In honor of St. Patrick’s Day, Local Pulse gives four recommendations for books set in Ireland:
Say Nothing: A True Story of Murder and Memory in Northern Ireland
Patrick Radden Keefe
Sean Jean McConville’s abduction was on of the most notorious episodes of the vicious conflict known as The Troubles. Everyone in the neighborhood knew the I.R.A. was responsible. But in a climate of fear and paranoia, no one would speak of it. In 2003, five years after an accord brought uneasy peace to Northern Ireland, a set of human bones was discovered on a beach.
This book gets 4.45 stars on Goodreads and is described as “Harrowing and impressive,” and “best book I’ve read all year.” The author researched this topic for four years before crafting this book.
Patrick Radden Keefe is a staff writer at The New Yorker and the author of The Snakehead and Chatter. His work has also appeared in The New York Times Magazine, Slate, New York, and The New York Review of Books.
The Sea
John Banville
In this luminous new novel about love, loss, and the unpredictable power of memory, John Banville introduces us to Max Morden, a middle-aged Irishman who has gone back to the seaside town where he spent his summer holidays as a child to cope with the recent loss of his wife. It is also a return to the place where he met the Graces, the well-heeled family with whom he experienced the strange suddenness of both love and death for the first time.
Although the Goodreads ratings are a 3.54, it seems most of the ratings are due to a difference of expectations. Many of the high ratings explain that The Sea is a masterpiece and so many of the books rated much higher are simple books written solely for quick entertainment of the masses.

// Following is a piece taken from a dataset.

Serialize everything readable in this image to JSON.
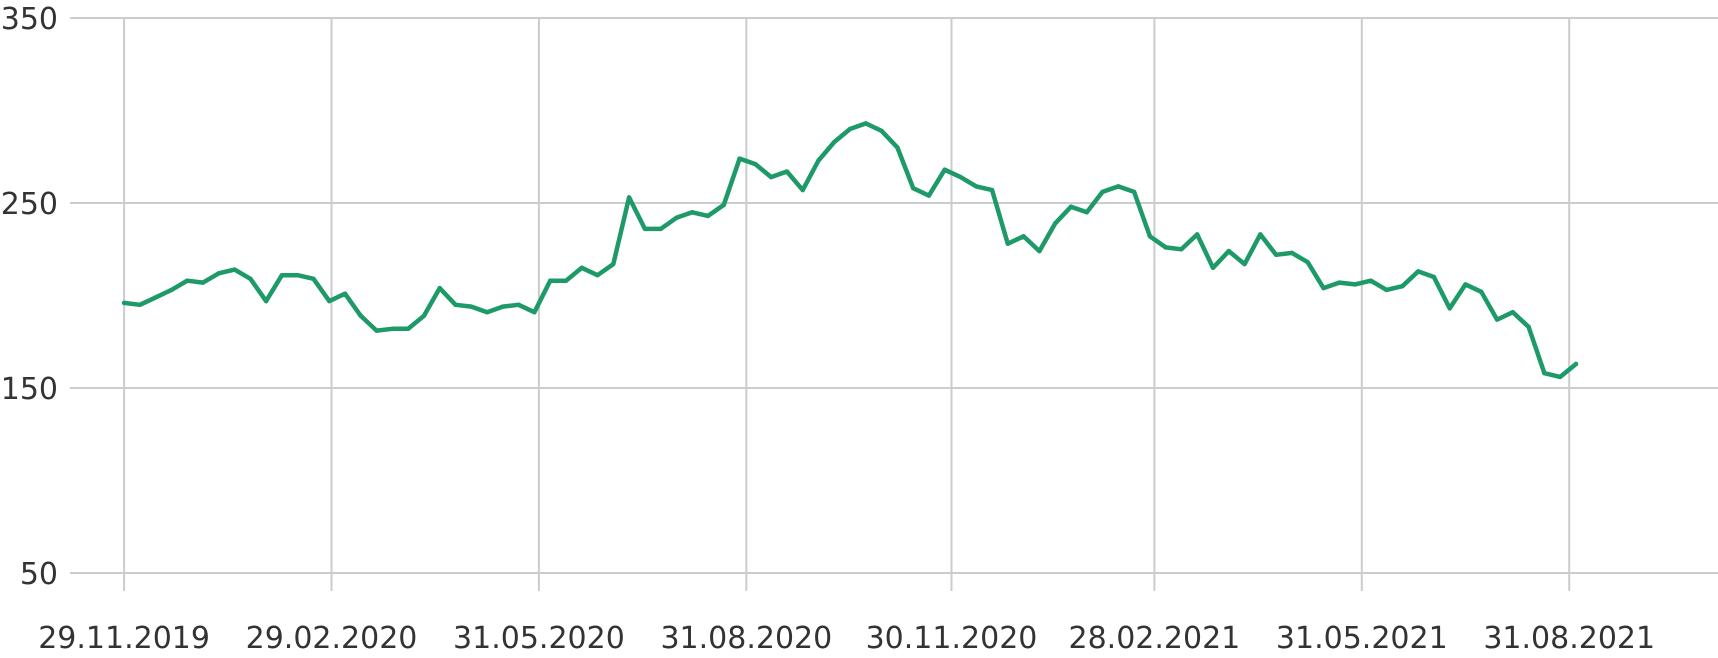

The Heart’s Invisible Furies
John Boyne
Born out of wedlock to a teenage girl cast out from her rural Irish community and adopted by a well-to-do if eccentric Dublin couple via the intervention of a hunchbacked Redemptorist nun, Cyril is adrift in the world, anchored only tenuously by his heartfelt friendship with the infinitely more glamourous and dangerous Julian Woodbead. At the mercy of fortune and coincidence, he will spend a lifetime coming to know himself and where he came from – and over his many years, will struggle to discover an identity, a home, a country, and much more.
This book receives a high 4.5 stars on Goodreads and one reader even claimed to be transformed into different person after reading this book.
A Week in Winter
Maeve Binchy
Stoneybridge is a small town on the west coast of Ireland where all the families know each other. When Chicky Starr decides to take an old, decaying mansion set high on the cliffs overlooking the windswept Atlantic Ocean and turn it into a restful place for a holiday by the sea, everyone thinks she is crazy. Helped by Rigger (a bad boy turned good who is handy around the house) and Orla, her niece, Stone House is finally ready to welcome its first guests. Laugh and cry with this unlikely group as they share their secrets and — maybe — even see some of their dreams come true.
This received a Goodreads rating of 3.85 and was the final novel for author Maeve Binchy, who died in 2012. Most of the reviews comment that it is an easy, light read and the perfect literary goodbye for the accomplished author.